Signal Managing Editor

In a ruling of “power versus space … two great pillars of environmental sustainability,” open space won this week, a win for city officials — at a $5 million price.

A Los Angeles County Superior Court judge ruled Canyon View Estates violated its conditional use permit that demands a certain portion of the mobile home park’s land be open space.

So, the city has the right to have Canyon View’s panels demolished, removed and the open space restored, the ruling stated. “At the same time, if the city decided to exercise this right, the court is imposing the condition of repayment to the defendants on the granting of the injunction.”

The court found the reimbursable costs to be $5 million for the removal of the system, placing “the ball in the city’s proverbial court,” according to the ruling.

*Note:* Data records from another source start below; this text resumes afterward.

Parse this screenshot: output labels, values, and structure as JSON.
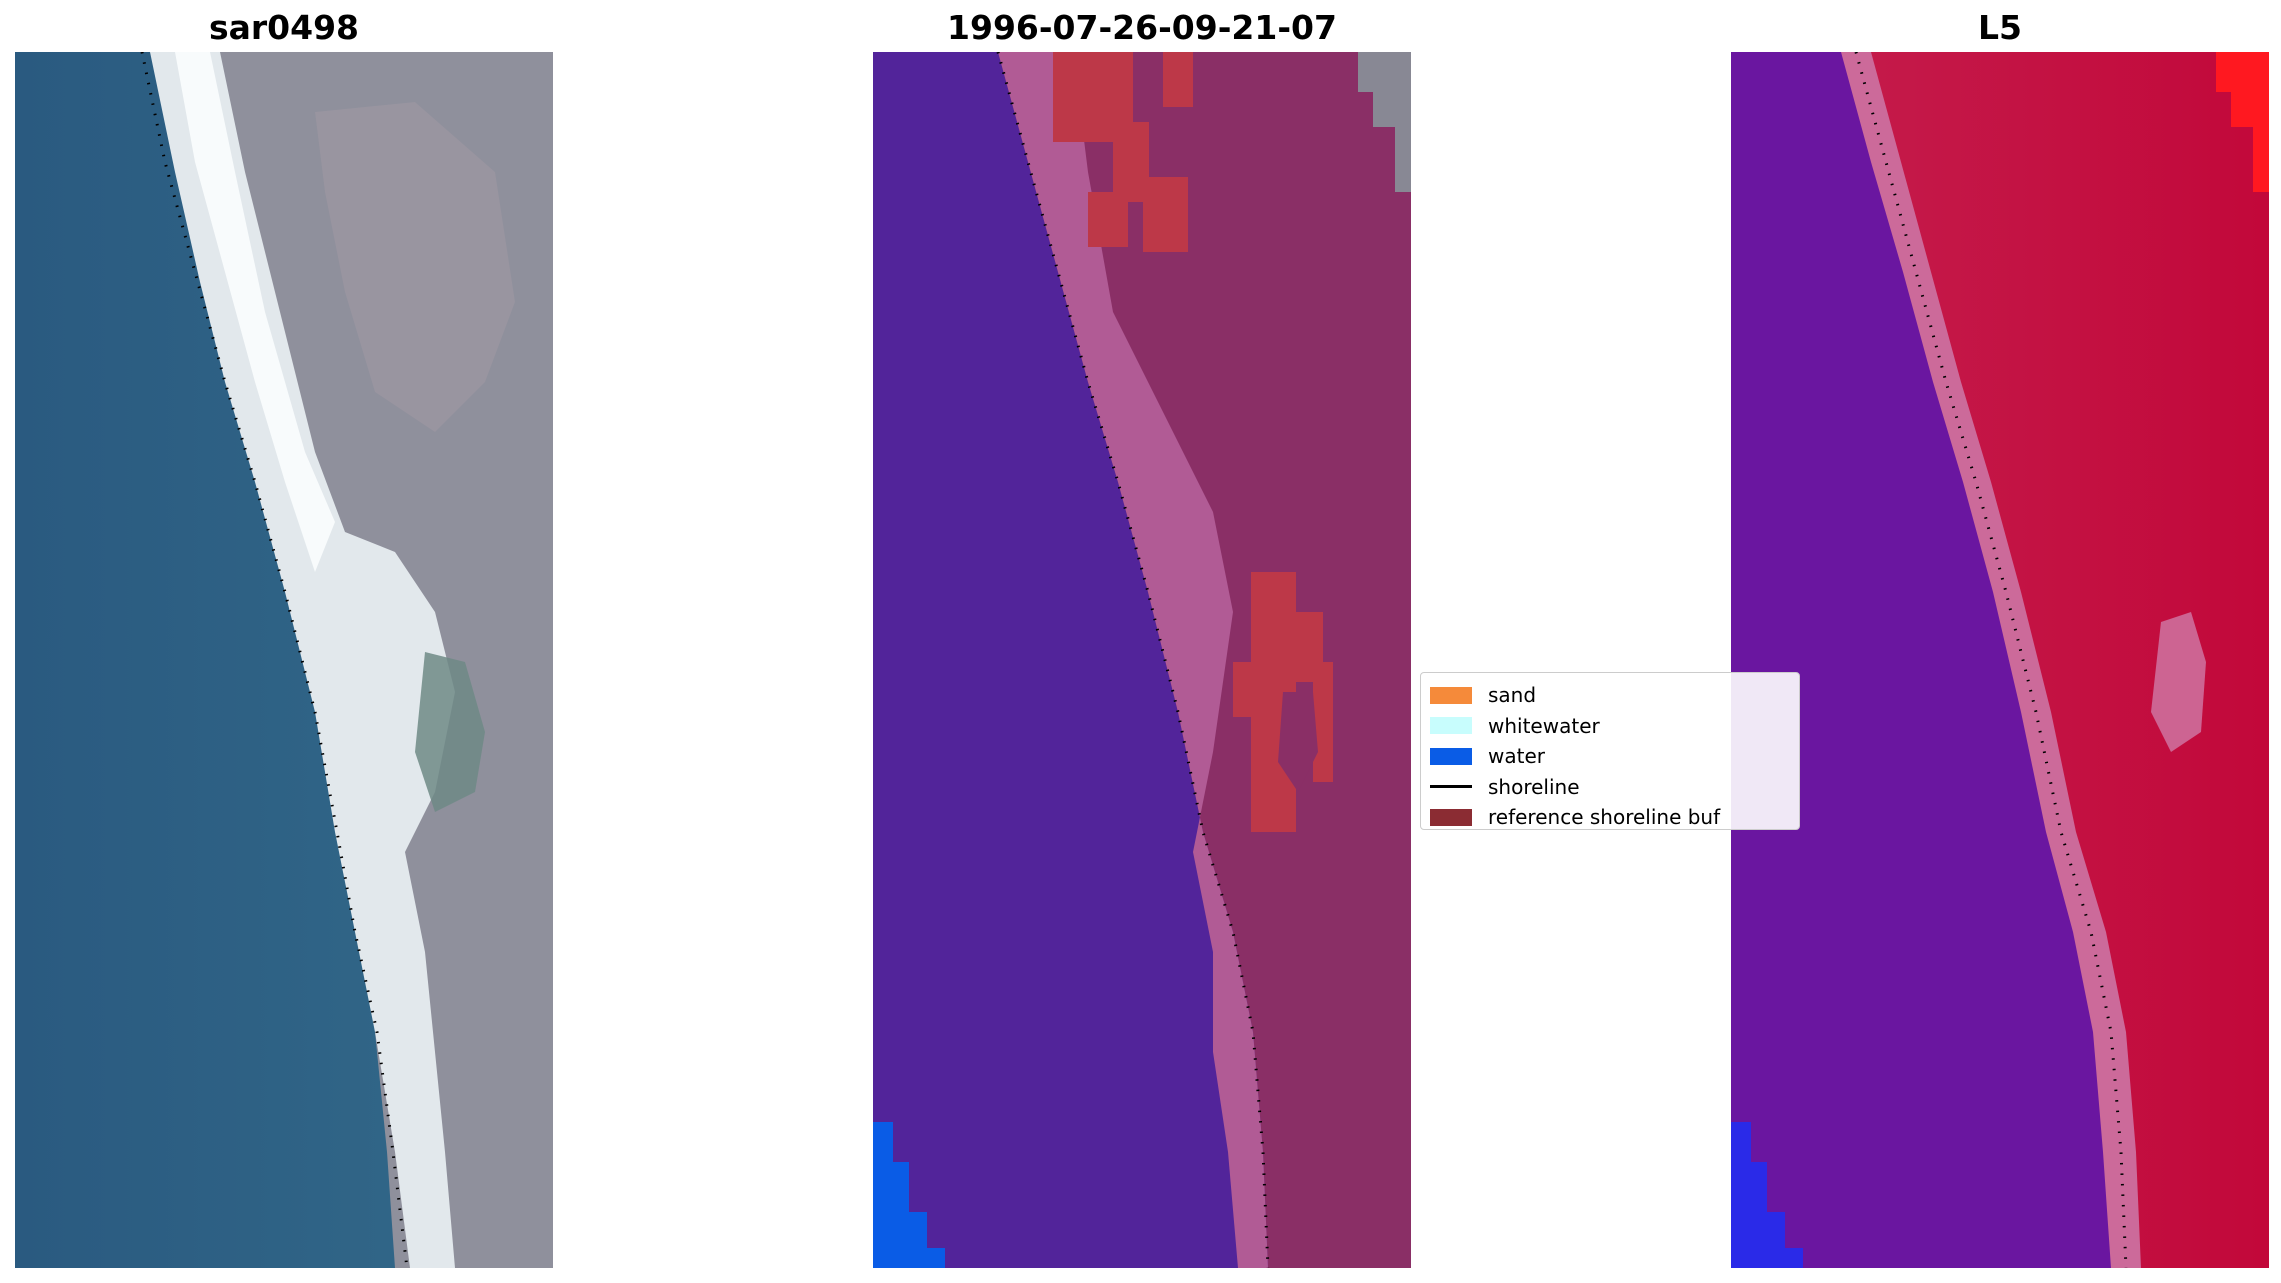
{
  "panels": [
    {
      "title": "sar0498"
    },
    {
      "title": "1996-07-26-09-21-07"
    },
    {
      "title": "L5"
    }
  ],
  "legend": {
    "items": [
      {
        "label": "sand",
        "color": "#f58a3a"
      },
      {
        "label": "whitewater",
        "color": "#c8fdfd"
      },
      {
        "label": "water",
        "color": "#0a5ce6"
      },
      {
        "label": "shoreline",
        "color": "#000000"
      },
      {
        "label": "reference shoreline buf",
        "color": "#8b2c33"
      }
    ]
  },
  "colors": {
    "rgb_water": "#2e5f82",
    "rgb_whitewater": "#f2f6f7",
    "rgb_land": "#8d8f9c",
    "class_water": "#52249a",
    "class_land": "#8a2f66",
    "class_sand_band": "#b15b95",
    "class_buffer_patch": "#bd3848",
    "class_gray_corner": "#888894",
    "class_water_blue": "#0a5ce6",
    "index_water": "#6a16a0",
    "index_land": "#c20a3a",
    "index_band": "#cc6a9a",
    "index_bright_red": "#ff1820",
    "index_blue": "#2a2ae8"
  }
}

The court looked at two issues: whether the city had standing to demand a conditional use permit for the installation of the solar panels in 2017, and whether the solar panels violated the terms of the conditional use permit the park was authorized under by Los Angeles County in 1984, before the city had come into existence.

“Because a conditional use permit is a zoning regulation, it falls upon the local zoning authority to enforce it,” according to the judgment, which also noted that the city “holds standing as an enforcement entity that assumed jurisdiction over the conditional use permit for the park,” which was issued from the county in 1984, prior to the city’s incorporation.

Further, the court noted the city “acted within its authority in demanding a permit and is not preempted.”

The court also noted that even if the lawns were manicured at the mobile home park, the space was neither “natural nor open,” ruling the panels constituted a violation of the park’s open space requirements.

The installation of the solar panels covered about 2.689 acres of the Canyon Country hillside, and the judge also determined that acreage violated what the Seidenglanzes claimed the project would have in his initial permit-application for the project.

However, noting the case was a complicated one with factors unique to mobile home parks, the judge found an “all or nothing approach is neither fair nor equitable. Both sides bear some responsibility for the current predicament.”